Prima dell’avvento dell’elettricità, poi, la forza dell’acqua permetteva di segare i preziosi tronchi in tavole. Il moto circolare della ruota idraulica, attraverso un sistema basato sul principio della biella a manovella, era tradotto in moto alternato permettendo di ridurre in tavole di 25/30 millimetri di spessore un metro cubo di legno ogni cinque ore circa. Le tavole ottenute avevano però i margini laterali grezzi e dovevano essere successivamente rifilate e rese regolari prima di poter essere messe a stagionare, dapprima ponendole al sole per una stagione in posizione verticale, ed in seguito in appositi essiccatoi. Solo una volta essiccate erano pronte per l’utilizzo o la commercializzazione.

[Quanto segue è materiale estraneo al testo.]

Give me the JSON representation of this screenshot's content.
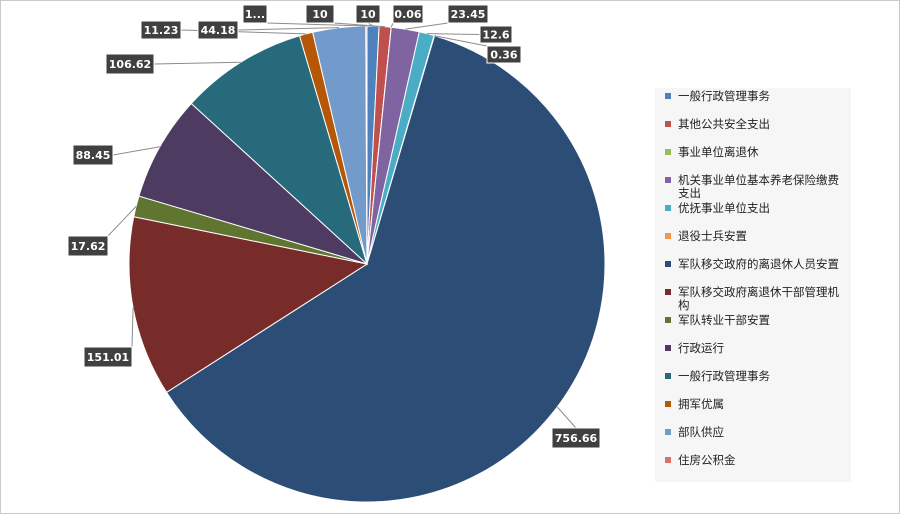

Un altro esempio di impiego dell’acqua per la lavorazione delle materie prime grezze si ebbe con il lanificio della famiglia Pordon di San Vito fondato nel 1883. Il lanificio proseguì la propria attività impiegando un sistema di alimentazione idraulico fino all’alluvione del 1966, che danneggiò iereparabilmente i macchinari, sostituiti solo allora da quelli elettrici con cui l’attività fu proseguita fino al 1985.